1. Formal Structure and PDDL Encodings

Each MINE-1 instance is formalized as a tuple $P = \langle F, A, s_0, G, c \rangle$ , where:

$F$ is a set of grounded fluents, including both Boolean predicates (e.g. block-present $(b)$ , item-present $(i)$ , at-x $(\text{agent},x)$ ) and numeric functions (e.g. $(x\,\text{agent})$ , agent-num-wood $(\text{agent})$ ).
$A$ is the finite set of parameterized actions, each specified by preconditions Pre $(\alpha)$ and effects Eff $(\alpha)$ .
$s_0 \in 2^F$ is the initial state.
$G$ is a conjunction of fluents defining the goal condition.
$c:A\rightarrow\mathbb{R}_+$ is a cost function, set globally as $c(\alpha)=1\,\forall\alpha$ in MINE-1.

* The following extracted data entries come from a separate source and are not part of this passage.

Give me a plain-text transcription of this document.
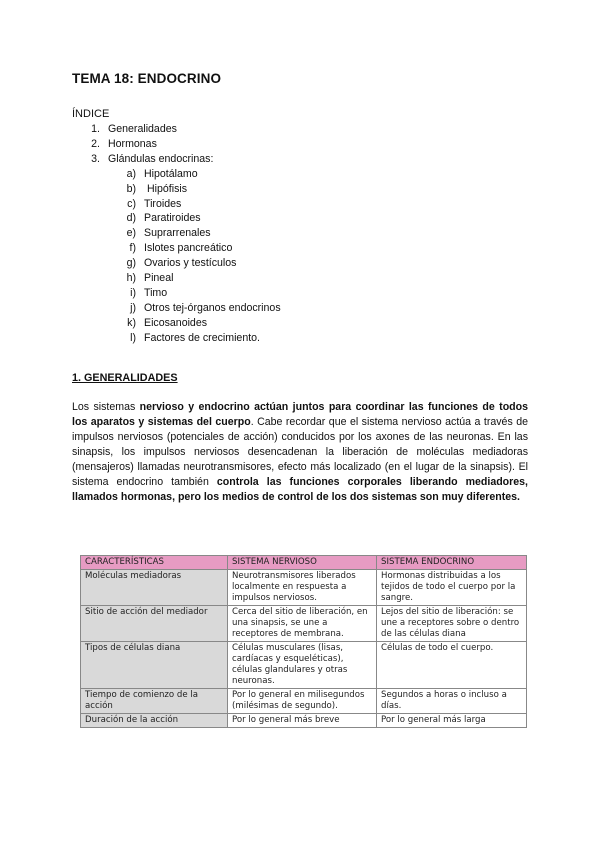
TEMA 18: ENDOCRINO
ÍNDICE
1. Generalidades
2. Hormonas
3. Glándulas endocrinas:
a) Hipotálamo
b)	Hipófisis
c) Tiroides
d) Paratiroides
e) Suprarrenales
f) Islotes pancreático
g) Ovarios y testículos
h) Pineal
i) Timo
j) Otros tej-órganos endocrinos
k) Eicosanoides
l) Factores de crecimiento.
1. GENERALIDADES

Los sistemas nervioso y endocrino actúan juntos para coordinar las funciones de todos los aparatos y sistemas del cuerpo. Cabe recordar que el sistema nervioso actúa a través de impulsos nerviosos (potenciales de acción) conducidos por los axones de las neuronas. En las sinapsis, los impulsos nerviosos desencadenan la liberación de moléculas mediadoras (mensajeros) llamadas neurotransmisores, efecto más localizado (en el lugar de la sinapsis). El sistema endocrino también controla las funciones corporales liberando mediadores, llamados hormonas, pero los medios de control de los dos sistemas son muy diferentes.

CARACTERÍSTICAS	SISTEMA NERVIOSO	SISTEMA ENDOCRINO
Moléculas mediadoras	Neurotransmisores liberados localmente en respuesta a impulsos nerviosos.	Hormonas distribuidas a los tejidos de todo el cuerpo por la sangre.
Sitio de acción del mediador	Cerca del sitio de liberación, en una sinapsis, se une a receptores de membrana.	Lejos del sitio de liberación: se une a receptores sobre o dentro de las células diana
Tipos de células diana	Células musculares (lisas, cardíacas y esqueléticas), células glandulares y otras neuronas.	Células de todo el cuerpo.
Tiempo de comienzo de la acción	Por lo general en milisegundos (milésimas de segundo).	Segundos a horas o incluso a días.
Duración de la acción	Por lo general más breve	Por lo general más larga
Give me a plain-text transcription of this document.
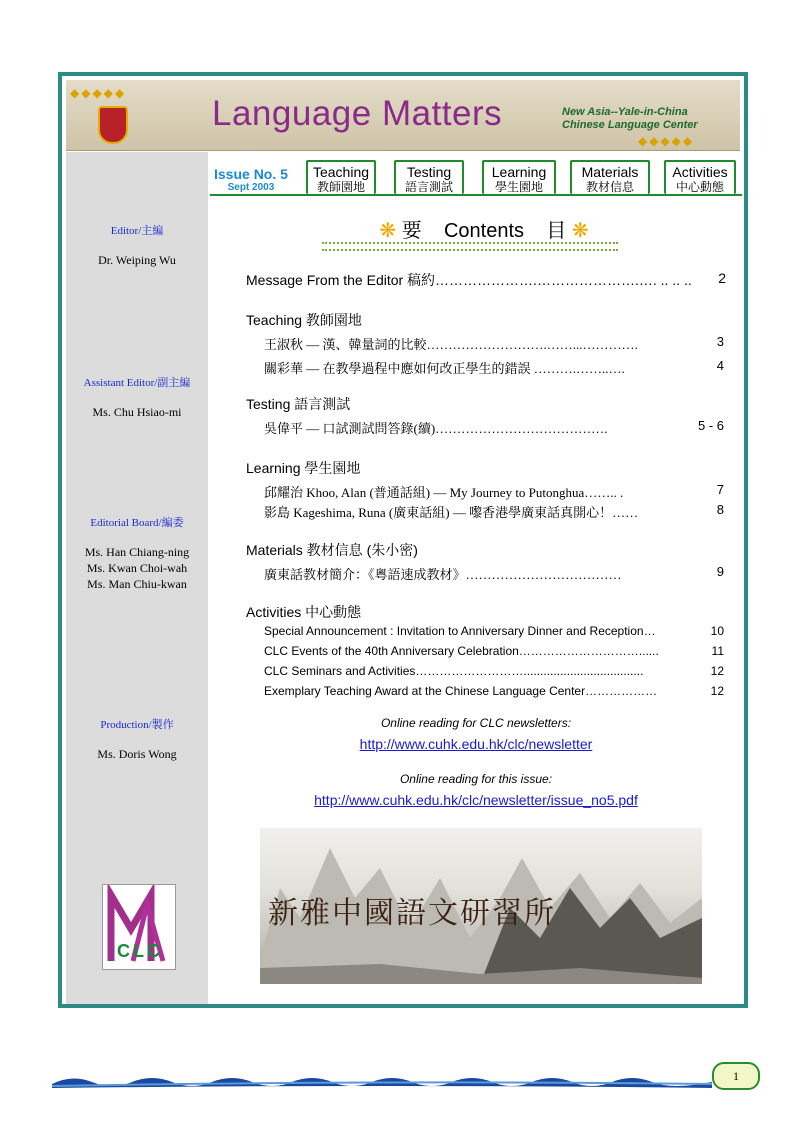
◆◆◆◆◆
Language Matters	New Asia--Yale-in-China
Chinese Language Center
◆◆◆◆◆
Editor/主編
Dr. Weiping Wu
Assistant Editor/副主編
Ms. Chu Hsiao-mi
Editorial Board/編委
Ms. Han Chiang-ning
Ms. Kwan Choi-wah
Ms. Man Chiu-kwan
Production/製作
Ms. Doris Wong
C L C
Issue No. 5
Sept 2003
Teaching
教師園地
Testing
語言測試
Learning
學生園地
Materials
教材信息
Activities
中心動態
❋ 要 Contents 目 ❋
Message From the Editor 稿約………………….………………….…. .. .. .. 2
Teaching 教師園地
王淑秋 — 漢、韓量詞的比較……………………….……...………….	3
關彩華 — 在教學過程中應如何改正學生的錯誤 ……….……..….	4
Testing 語言測試
吳偉平 — 口試測試問答錄(續)………………………………….	5 - 6
Learning 學生園地
邱耀治 Khoo, Alan (普通話組) — My Journey to Putonghua…….. .	7
影島 Kageshima, Runa (廣東話組) — 嚟香港學廣東話真開心！……	8
Materials 教材信息 (朱小密)
廣東話教材簡介：《粵語速成教材》………………………………	9
Activities 中心動態
Special Announcement : Invitation to Anniversary Dinner and Reception…	10
CLC Events of the 40th Anniversary Celebration…………………………......	11
CLC Seminars and Activities………………………....................................	12
Exemplary Teaching Award at the Chinese Language Center………………	12
Online reading for CLC newsletters:
http://www.cuhk.edu.hk/clc/newsletter
Online reading for this issue:
http://www.cuhk.edu.hk/clc/newsletter/issue_no5.pdf
新雅中國語文研習所
1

Valid plans $\pi = \langle \alpha_1, \ldots, \alpha_k \rangle$ sequentially satisfy $G$ under the operators’ preconditions and effects; plan length $L(\pi)=k$ and search time $T_\text{search}$ are comprehensive performance measures. PDDL representations support both propositional (unary predicates and successor chains) and numeric (:functions and operations) encodings to accommodate different planner capabilities.

2. Task Types and Difficulty Hierarchy

MINE-1 encompasses 15 canonical task types, each instantiated at Easy, Medium, and Hard difficulty levels for comprehensive coverage. The tasks integrate primitive manipulation (e.g. move, pickup, break-block) with compound objectives (e.g. build-cabin, collect_and_build_shape), in both 2D and 3D spatial environments. Key challenge axes include:

Spatial reasoning: navigation across $N\times N$ or higher grids, staircase climbing
Resource management: inventory constraints, multi-type block collection
Construction sequencing: strict placement orderings, structural geometry
Long-horizon planning: hundreds to thousands of required actions per instance

The general structure and objectives for each task type are summarized below.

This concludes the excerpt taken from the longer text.